The frozen quality, both temporal and sonorous, of ‘Der Einsame im Herbst’ suited Maazel better, if only by default. Alice Coote surmounted a viral infection in a fine Lieder-singer’s account, equally attentive to words and line. The words ‘Mein Herz ist müde’ were imploring, touching almost beyond words. There was a true sense of this as a song, in which Maazel, mercifully, acted more as ‘accompanist’ than ‘conductor’. (I was again struck by the parallel with Rattle, who often emerges preferably when paying heed to a soloist.) ‘Von der Jugend’ emerged mechanically, but at least there was a Coppelia-sort of life to it, absent entirely during the first part of the concert. Vinke was on good form, by turns playful and nostalgic, doubtless benefiting from the reality that this song is much less of a vocal struggle. If both ‘Von der Jugend’ and ‘Von der Schönheit’ ultimately veered towards the neo-classical, failing to yield as Mahler should, then one could at least appreciate the pointing of the chinoiserie. Meaning in the latter, it must be said, seemed to hail entirely from Coote, not from the podium. Vinke once again showed some strain at the outset of ‘Der Trunkene im Frühling’, but settled reasonably into Siegfried-vein: his was not the subtlest reading, but it was for the most part well enough delivered. Leader Zsolt-Tihamér Visontay provided a delectable solo, but Maazel never proved more than efficient.

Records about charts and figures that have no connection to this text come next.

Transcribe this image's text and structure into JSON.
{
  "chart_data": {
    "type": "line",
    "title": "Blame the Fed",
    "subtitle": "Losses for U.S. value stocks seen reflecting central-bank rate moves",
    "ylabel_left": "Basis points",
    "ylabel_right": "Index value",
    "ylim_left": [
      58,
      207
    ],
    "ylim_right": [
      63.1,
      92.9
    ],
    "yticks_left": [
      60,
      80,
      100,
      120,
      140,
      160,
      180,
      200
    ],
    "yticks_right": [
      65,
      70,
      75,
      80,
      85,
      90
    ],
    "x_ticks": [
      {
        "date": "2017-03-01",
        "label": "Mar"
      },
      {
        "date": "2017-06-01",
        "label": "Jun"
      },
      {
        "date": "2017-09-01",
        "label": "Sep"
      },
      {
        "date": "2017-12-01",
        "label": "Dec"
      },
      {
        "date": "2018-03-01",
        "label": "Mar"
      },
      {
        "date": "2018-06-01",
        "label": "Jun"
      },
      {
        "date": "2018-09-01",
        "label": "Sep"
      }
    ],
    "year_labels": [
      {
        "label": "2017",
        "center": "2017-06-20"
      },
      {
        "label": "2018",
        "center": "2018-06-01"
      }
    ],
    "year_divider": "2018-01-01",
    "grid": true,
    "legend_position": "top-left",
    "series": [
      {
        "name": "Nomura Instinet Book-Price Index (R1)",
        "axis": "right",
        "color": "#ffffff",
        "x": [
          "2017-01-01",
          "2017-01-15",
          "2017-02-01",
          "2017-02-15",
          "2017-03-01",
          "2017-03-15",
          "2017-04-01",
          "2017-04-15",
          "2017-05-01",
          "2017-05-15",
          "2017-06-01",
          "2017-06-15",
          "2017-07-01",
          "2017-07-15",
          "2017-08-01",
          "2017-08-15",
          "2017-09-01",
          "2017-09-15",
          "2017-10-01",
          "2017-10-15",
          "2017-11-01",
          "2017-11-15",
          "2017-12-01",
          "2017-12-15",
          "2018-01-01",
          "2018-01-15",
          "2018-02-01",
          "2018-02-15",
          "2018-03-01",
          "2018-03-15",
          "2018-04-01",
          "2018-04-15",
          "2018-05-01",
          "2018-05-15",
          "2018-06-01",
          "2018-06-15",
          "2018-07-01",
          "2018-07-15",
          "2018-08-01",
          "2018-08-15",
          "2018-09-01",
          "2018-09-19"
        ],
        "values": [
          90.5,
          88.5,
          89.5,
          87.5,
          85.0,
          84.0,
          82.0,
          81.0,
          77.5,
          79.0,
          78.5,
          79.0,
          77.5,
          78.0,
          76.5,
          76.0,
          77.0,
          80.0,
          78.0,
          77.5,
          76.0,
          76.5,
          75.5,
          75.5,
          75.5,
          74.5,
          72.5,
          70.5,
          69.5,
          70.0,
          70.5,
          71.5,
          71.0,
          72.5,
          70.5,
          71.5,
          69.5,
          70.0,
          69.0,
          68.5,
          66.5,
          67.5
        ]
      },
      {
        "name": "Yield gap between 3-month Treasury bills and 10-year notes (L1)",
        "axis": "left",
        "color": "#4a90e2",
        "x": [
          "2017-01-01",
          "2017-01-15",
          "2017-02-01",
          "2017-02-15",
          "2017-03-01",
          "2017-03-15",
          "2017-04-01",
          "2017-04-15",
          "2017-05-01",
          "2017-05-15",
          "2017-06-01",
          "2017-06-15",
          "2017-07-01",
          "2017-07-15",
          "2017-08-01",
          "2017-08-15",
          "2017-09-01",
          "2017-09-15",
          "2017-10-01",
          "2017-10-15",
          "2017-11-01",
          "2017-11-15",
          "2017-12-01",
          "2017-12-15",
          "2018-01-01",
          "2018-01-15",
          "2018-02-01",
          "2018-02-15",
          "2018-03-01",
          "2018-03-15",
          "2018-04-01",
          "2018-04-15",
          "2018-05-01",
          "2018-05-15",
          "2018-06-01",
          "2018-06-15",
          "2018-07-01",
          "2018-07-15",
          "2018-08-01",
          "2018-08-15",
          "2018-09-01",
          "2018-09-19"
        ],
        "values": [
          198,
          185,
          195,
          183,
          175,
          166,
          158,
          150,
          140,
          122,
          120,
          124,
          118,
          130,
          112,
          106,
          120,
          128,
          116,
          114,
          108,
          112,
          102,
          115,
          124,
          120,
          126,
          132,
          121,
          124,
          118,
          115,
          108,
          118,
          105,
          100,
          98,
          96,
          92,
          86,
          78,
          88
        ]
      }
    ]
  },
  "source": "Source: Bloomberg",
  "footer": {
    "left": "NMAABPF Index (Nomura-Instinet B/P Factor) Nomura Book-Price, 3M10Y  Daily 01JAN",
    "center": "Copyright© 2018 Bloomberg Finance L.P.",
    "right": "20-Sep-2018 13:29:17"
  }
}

It was, then, something of a surprise to hear the baleful opening chords of ‘Der Abschied’ so resounding in menace, movingly responded to by Christopher Cowie’s excellent oboe solo. The problem was that this seemed to have come from nowhere. Mahler’s extraordinary finale needs to be approached, not implanted. One could draw solace that the music, at least to start with, moved fluently, but it rarely moved. Coote suffered a few moments where strain told, not least in a somewhat sour rendition of the words ‘die müden Menschen gehn heimwärts, um im Schlaf vergessnes Glück’, but more important were her palpable sincerity and textual understanding. The final blue light in the distance truly sounded as if it were such in eternity. With the best will in the world, however, it could not be said that her sensibility, even when ailing, was matched by Maazel, despite some fine woodwind playing (and an unfortunate, albeit brief, duet between flute and telephone). The laboured quality of the purely orchestral passages told their own story. Why, I could not help but wonder, did the Philharmonia not offer its Mahler cycle to a musician or to musicians better suited to the task?